During the mid-1960s, a group of concerned urban renewal professionals in Toronto became members of the Upper New York State Chapter of the National Association of Housing Renewal Officials (NAHRO). From this nucleus, the Canadian Association of Housing & Renewal Officials (CAHRO) was formed in 1967.
The original members of CAHRO were concerned with urban renewal; however, this changed with the development of a national membership and the introduction of the Neighbourhood Improvement Program (NIP). As stated in the CAHRO constitution at the time, the objectives of the association were:
"to promote understanding of housing, community renewal, housing development, programs and policies, and rehabilitation and property standards affecting the urban environment at the municipal level, and to promote this understanding through dissemination of information on legislation and techniques."

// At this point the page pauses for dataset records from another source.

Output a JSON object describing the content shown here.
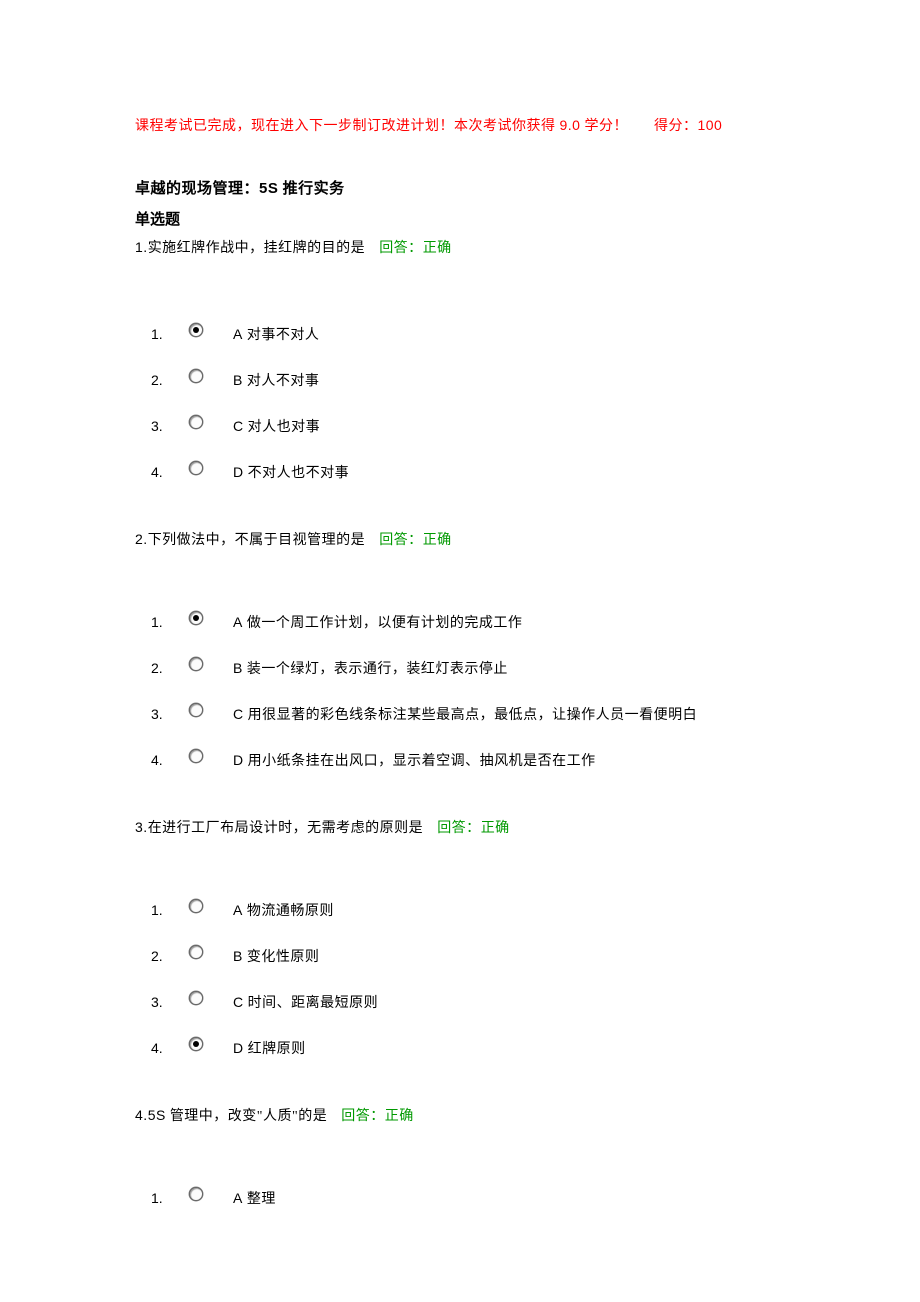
{
  "notice": {
    "left": "课程考试已完成，现在进入下一步制订改进计划！本次考试你获得 ",
    "credits": "9.0",
    "left_after": " 学分！",
    "right_label": "得分：",
    "score": "100"
  },
  "title_prefix": "卓越的现场管理：",
  "title_latin": "5S",
  "title_suffix": " 推行实务",
  "section_type": "单选题",
  "answer_label_prefix": "回答：",
  "answer_label_value": "正确",
  "questions": [
    {
      "num": "1.",
      "stem": "实施红牌作战中，挂红牌的目的是",
      "selected": 0,
      "options": [
        {
          "n": "1.",
          "letter": "A",
          "text": "对事不对人"
        },
        {
          "n": "2.",
          "letter": "B",
          "text": "对人不对事"
        },
        {
          "n": "3.",
          "letter": "C",
          "text": "对人也对事"
        },
        {
          "n": "4.",
          "letter": "D",
          "text": "不对人也不对事"
        }
      ]
    },
    {
      "num": "2.",
      "stem": "下列做法中，不属于目视管理的是",
      "selected": 0,
      "options": [
        {
          "n": "1.",
          "letter": "A",
          "text": "做一个周工作计划，以便有计划的完成工作"
        },
        {
          "n": "2.",
          "letter": "B",
          "text": "装一个绿灯，表示通行，装红灯表示停止"
        },
        {
          "n": "3.",
          "letter": "C",
          "text": "用很显著的彩色线条标注某些最高点，最低点，让操作人员一看便明白"
        },
        {
          "n": "4.",
          "letter": "D",
          "text": "用小纸条挂在出风口，显示着空调、抽风机是否在工作"
        }
      ]
    },
    {
      "num": "3.",
      "stem": "在进行工厂布局设计时，无需考虑的原则是",
      "selected": 3,
      "options": [
        {
          "n": "1.",
          "letter": "A",
          "text": "物流通畅原则"
        },
        {
          "n": "2.",
          "letter": "B",
          "text": "变化性原则"
        },
        {
          "n": "3.",
          "letter": "C",
          "text": "时间、距离最短原则"
        },
        {
          "n": "4.",
          "letter": "D",
          "text": "红牌原则"
        }
      ]
    },
    {
      "num": "4.",
      "stem_prefix": "5S",
      "stem": " 管理中，改变\"人质\"的是",
      "selected": -1,
      "options": [
        {
          "n": "1.",
          "letter": "A",
          "text": "整理"
        }
      ]
    }
  ]
}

During the early 1970s, the membership was limited to several hundred. The annual conference was the only regular meeting, and correspondence consisted of a mailing before the annual meeting. This changed in 1977, when a newsletter (Communiqué) was sent to members at irregular intervals in response to new federal policy in housing. This newsletter (and other activities) were limited by resources derived from membership dues and a small profit from the annual conference.

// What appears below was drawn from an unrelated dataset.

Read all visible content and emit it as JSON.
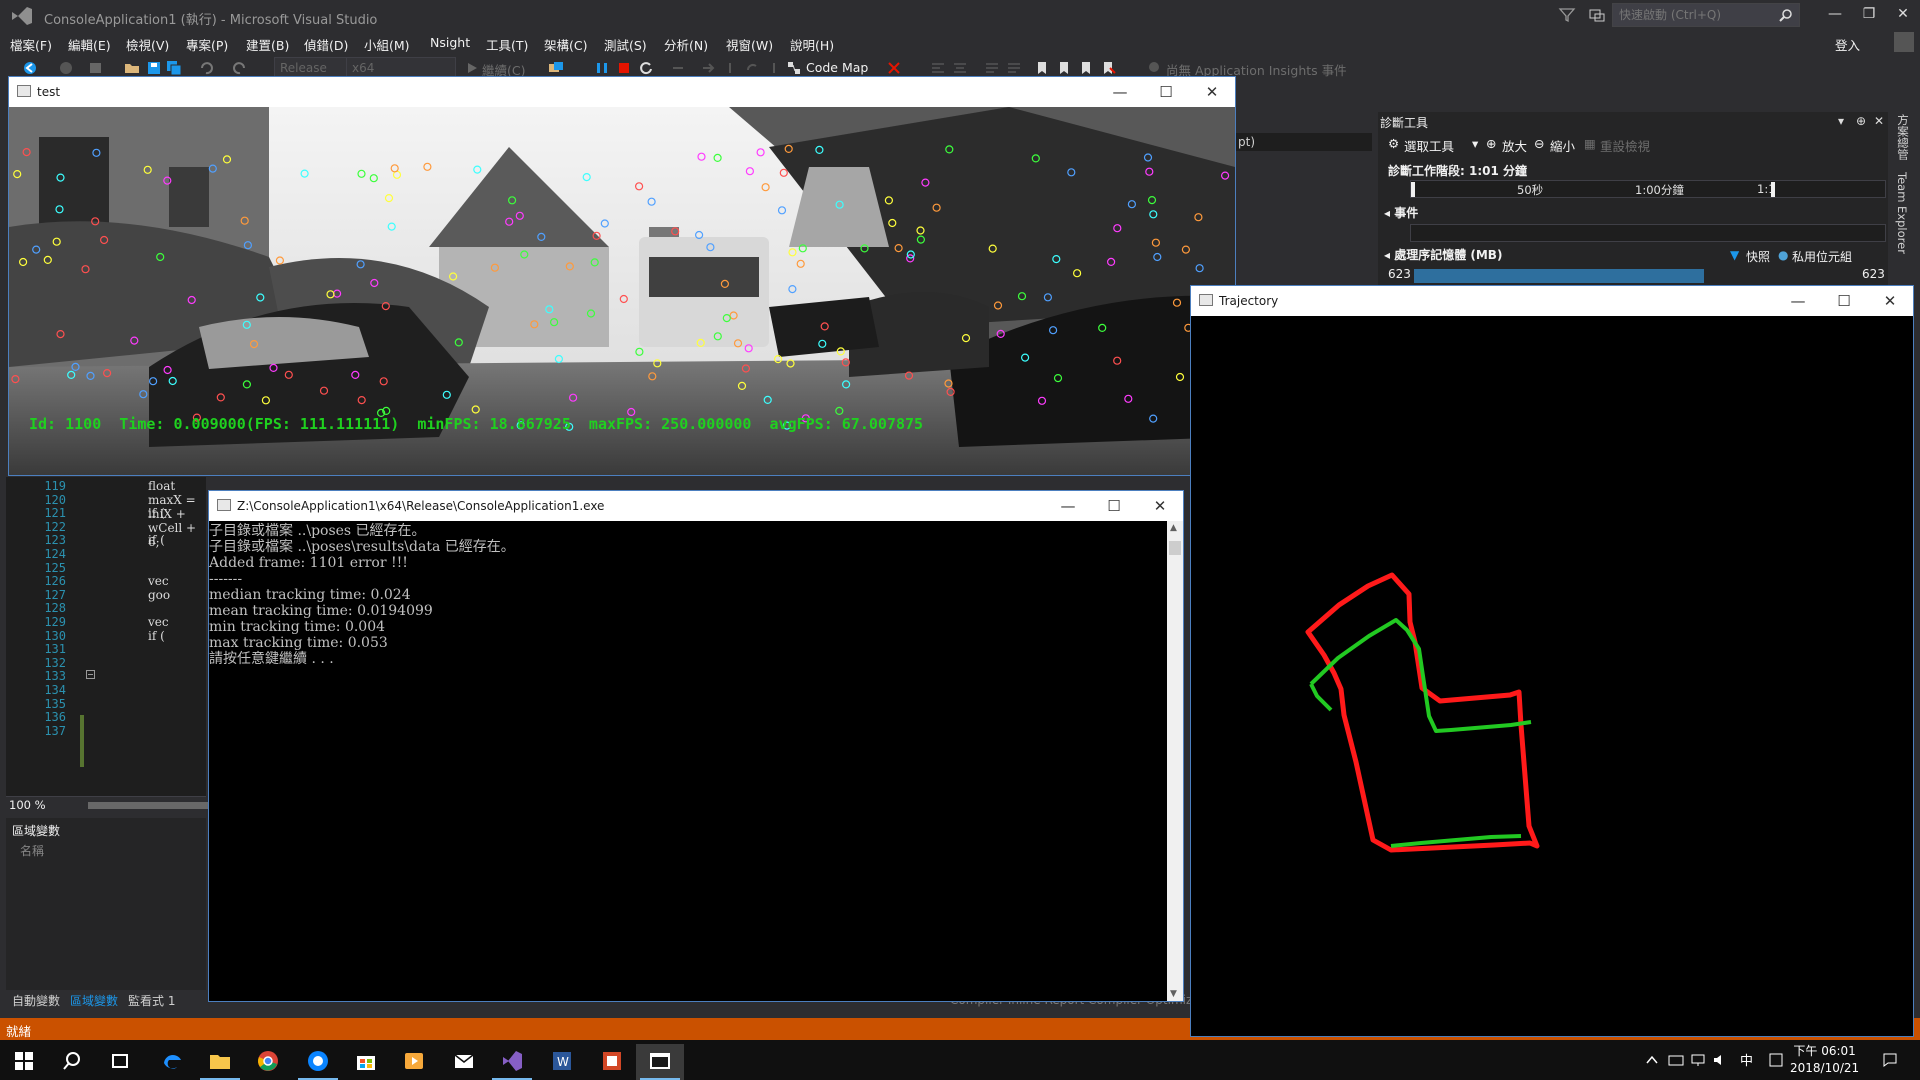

In early 1977, the president of CAHRO approached the then-Central Mortgage and Housing Corporation (CMHC) requesting funding to establish a small national office with an executive director. CAHRO felt that unless the association had its own office, it could not become an effective municipal voice in housing.
Initial meetings between the two agencies centred on this proposal; however, experience with similar operations led CMHC to suggest funding for a product-oriented agreement. In late summer 1977, CAHRO submitted a proposal to CMHC for funding of a national housing magazine. The proposal was formally agreed on in summer 1978.

In the agreement, CMHC agreed to fund CAHRO for two purposes:
- To produce a periodical on housing and neighbourhood revitalization and related activities
- Generating revenue to recover some of the costs of the publication, by promoting CAHRO membership and activities

Further specifications concerning the periodical were made. It was to be bilingual, national and published six times per year. In 1978, there were to be two issues. Furthermore,
"it will contain practical and technical information to address program delivery problems and improve skills; illustrations, analyses, news and comments related to the wide range of housing and rehabilitation issues and activities. It will review current resources material and provide an inquiry service to its readers who will primarily include the various public and private groups and individuals involved in the delivery of NIP and RRAP, and other related housing and rehabilitation activity."

Staffing interviews for the magazine were held in August 1978; by early September, three people were set up in the CAHRO national office in Fredericton, New Brunswick working on the first issue of Impact.
During its six-year history, Impact communicated CAHRO's responses to government housing policies and positions, voiced housing-related issues and policies emerging at the municipal level, and published articles and opinions from across the country.
In 1984, CAHRO moved to a national office in Ottawa and hired Heather Lang-Runtz as executive director and editor. With this move came the decision to create a national housing magazine that would not only disseminate information to members, but would also help increase the organization's capacity to attract new members and become a stronger advocate for improved housing in Canada.

In the fall of 1984, the first issue of Canadian Housing was published.
In late 1988, stemming from a decision to broaden the scope of the organization from that of a program-specific lobby group toward a more broadly-based national housing organization focusing on housing affordability for Canadians, the name of the organization was changed to the Canadian Housing and Renewal Association (CHRA).

== CHRA today ==
From the beginning of the CHRA/CMHC funding agreement in 1978 through the early 2000s, CHRA sustained itself primarily by way of this funding. In 2009, in the midst of federal spending cuts it became clear that CMHCs funding for CHRA would be cut. The annual funding provided by CMHC to CHRA ended in December 2010.
As of 2011, CHRA aims to replace its CMHC funding through budget-cutting, increased membership and revenue generation through its services.